No, a variable life insurance policy is not a wise choice to use as a savings vehicle for a college education for the following reasons:

  • Although variable life insurance has cash value that can increase over time if your underlying investments in the policy perform well, you are also paying life insurance premiums that are quite expensive. Those premium payments will significantly eat into the gains you could make on your cash value.
  • The cash value of a life insurance policy should not be considered an investment because any partial withdrawals or loans that you do not pay back will reduce your death benefit. So if you don't pay the loan back, your beneficiaries will when you die.
  • If you partially withdraw or take out a loan against your cash value, and the withdrawal or loan amount exceeds the premiums you have paid into the policy, you will be taxed on the difference for variable life policies.

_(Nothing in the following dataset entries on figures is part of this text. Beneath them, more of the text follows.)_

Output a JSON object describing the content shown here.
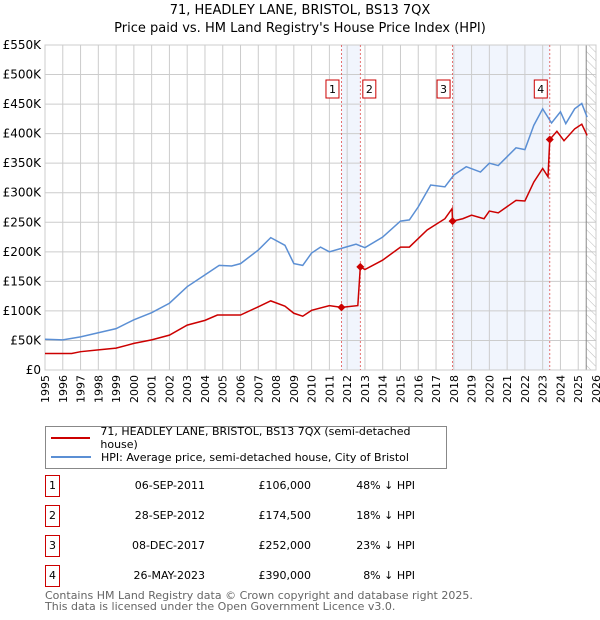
{
  "title": "71, HEADLEY LANE, BRISTOL, BS13 7QX",
  "subtitle": "Price paid vs. HM Land Registry's House Price Index (HPI)",
  "chart_data": {
    "type": "line",
    "title": "71, HEADLEY LANE, BRISTOL, BS13 7QX",
    "subtitle": "Price paid vs. HM Land Registry's House Price Index (HPI)",
    "xlim": [
      1995,
      2026
    ],
    "ylim": [
      0,
      550000
    ],
    "xticks": [
      "1995",
      "1996",
      "1997",
      "1998",
      "1999",
      "2000",
      "2001",
      "2002",
      "2003",
      "2004",
      "2005",
      "2006",
      "2007",
      "2008",
      "2009",
      "2010",
      "2011",
      "2012",
      "2013",
      "2014",
      "2015",
      "2016",
      "2017",
      "2018",
      "2019",
      "2020",
      "2021",
      "2022",
      "2023",
      "2024",
      "2025",
      "2026"
    ],
    "yticks": [
      {
        "v": 0,
        "l": "£0"
      },
      {
        "v": 50000,
        "l": "£50K"
      },
      {
        "v": 100000,
        "l": "£100K"
      },
      {
        "v": 150000,
        "l": "£150K"
      },
      {
        "v": 200000,
        "l": "£200K"
      },
      {
        "v": 250000,
        "l": "£250K"
      },
      {
        "v": 300000,
        "l": "£300K"
      },
      {
        "v": 350000,
        "l": "£350K"
      },
      {
        "v": 400000,
        "l": "£400K"
      },
      {
        "v": 450000,
        "l": "£450K"
      },
      {
        "v": 500000,
        "l": "£500K"
      },
      {
        "v": 550000,
        "l": "£550K"
      }
    ],
    "grid": true,
    "series": [
      {
        "name": "71, HEADLEY LANE, BRISTOL, BS13 7QX (semi-detached house)",
        "color": "#cc0000",
        "x": [
          1995,
          1996.5,
          1997,
          1998,
          1999,
          2000,
          2001,
          2002,
          2003,
          2004,
          2004.7,
          2006,
          2007,
          2007.7,
          2008.5,
          2009,
          2009.5,
          2010,
          2011,
          2011.68,
          2012.6,
          2012.74,
          2013,
          2014,
          2015,
          2015.5,
          2016.5,
          2017.5,
          2017.9,
          2017.93,
          2018.5,
          2019,
          2019.7,
          2020,
          2020.5,
          2021.5,
          2022,
          2022.5,
          2023,
          2023.3,
          2023.4,
          2023.8,
          2024.2,
          2024.8,
          2025.2,
          2025.5
        ],
        "y": [
          28000,
          28000,
          31000,
          34000,
          37000,
          45000,
          51000,
          59000,
          76000,
          84000,
          93000,
          93000,
          107000,
          117000,
          108000,
          96000,
          91000,
          101000,
          109000,
          106000,
          109000,
          174500,
          170000,
          186000,
          208000,
          208000,
          237000,
          256000,
          273000,
          252000,
          256000,
          262000,
          256000,
          269000,
          266000,
          287000,
          286000,
          318000,
          341000,
          327000,
          390000,
          404000,
          388000,
          408000,
          416000,
          397000
        ]
      },
      {
        "name": "HPI: Average price, semi-detached house, City of Bristol",
        "color": "#5b8fd4",
        "x": [
          1995,
          1996,
          1997,
          1998,
          1999,
          2000,
          2001,
          2002,
          2003,
          2004,
          2004.8,
          2005.5,
          2006,
          2007,
          2007.7,
          2008.5,
          2009,
          2009.5,
          2010,
          2010.5,
          2011,
          2011.7,
          2012.5,
          2013,
          2014,
          2015,
          2015.5,
          2016,
          2016.7,
          2017.5,
          2018,
          2018.7,
          2019.5,
          2020,
          2020.5,
          2021,
          2021.5,
          2022,
          2022.5,
          2023,
          2023.5,
          2024,
          2024.3,
          2024.8,
          2025.2,
          2025.5
        ],
        "y": [
          52000,
          51000,
          56000,
          63000,
          70000,
          85000,
          97000,
          113000,
          141000,
          161000,
          177000,
          176000,
          180000,
          203000,
          224000,
          211000,
          180000,
          177000,
          198000,
          208000,
          200000,
          206000,
          213000,
          207000,
          225000,
          252000,
          254000,
          276000,
          313000,
          310000,
          330000,
          344000,
          335000,
          350000,
          346000,
          361000,
          376000,
          373000,
          414000,
          442000,
          418000,
          437000,
          417000,
          442000,
          451000,
          428000
        ]
      }
    ],
    "sales": [
      {
        "n": "1",
        "date": "06-SEP-2011",
        "x": 2011.68,
        "price": "£106,000",
        "price_v": 106000,
        "hpi": "48% ↓ HPI"
      },
      {
        "n": "2",
        "date": "28-SEP-2012",
        "x": 2012.74,
        "price": "£174,500",
        "price_v": 174500,
        "hpi": "18% ↓ HPI"
      },
      {
        "n": "3",
        "date": "08-DEC-2017",
        "x": 2017.93,
        "price": "£252,000",
        "price_v": 252000,
        "hpi": "23% ↓ HPI"
      },
      {
        "n": "4",
        "date": "26-MAY-2023",
        "x": 2023.4,
        "price": "£390,000",
        "price_v": 390000,
        "hpi": "8% ↓ HPI"
      }
    ],
    "shaded": [
      [
        2011.68,
        2012.74
      ],
      [
        2017.93,
        2023.4
      ]
    ],
    "forecast_from": 2025.45,
    "legend": "bottom"
  },
  "legend": {
    "red": "71, HEADLEY LANE, BRISTOL, BS13 7QX (semi-detached house)",
    "blue": "HPI: Average price, semi-detached house, City of Bristol"
  },
  "footer": {
    "line1": "Contains HM Land Registry data © Crown copyright and database right 2025.",
    "line2": "This data is licensed under the Open Government Licence v3.0."
  }
}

  • If you choose to surrender your variable life insurance policy, you also may have to pay a surrender fee to the insurer. Check your policy language for more details.
    A VA can be considered as a retirement planning tool, not as an investment vehicle to save money for a college education. Here are some reasons why:
  • VA's carry high fees because the insurance company must charge you for the risk it is assuming to guarantee you a lifetime income. While the average fee for a VA is 2.12 percent, the average fee for a mutual fund is 1.37 percent, according to Morningstar Inc., a research firm that tracks VA's and mutual funds.
  • Many VA's require that you pay a surrender fee to get out of the contract. The surrender period is usually seven to eight years, and the rate drops each year you're in the contract. For example, you might pay an 8 percent surrender fee if you surrendered in the first year, 7 percent in the second year, and so on. You don't face those kinds of surrender fees in most mutual funds. These fees are often referred to as "back-end sales loads," or "contingent deferred sales charges."

You will pay a penalty tax if you withdraw money from a VA before age 59½. You do not face such restrictions with a mutual fund. Also, mutual fund returns are taxed at a capital gains rate, while variable annuity returns are taxed at your ordinary income tax rate, which is much higher.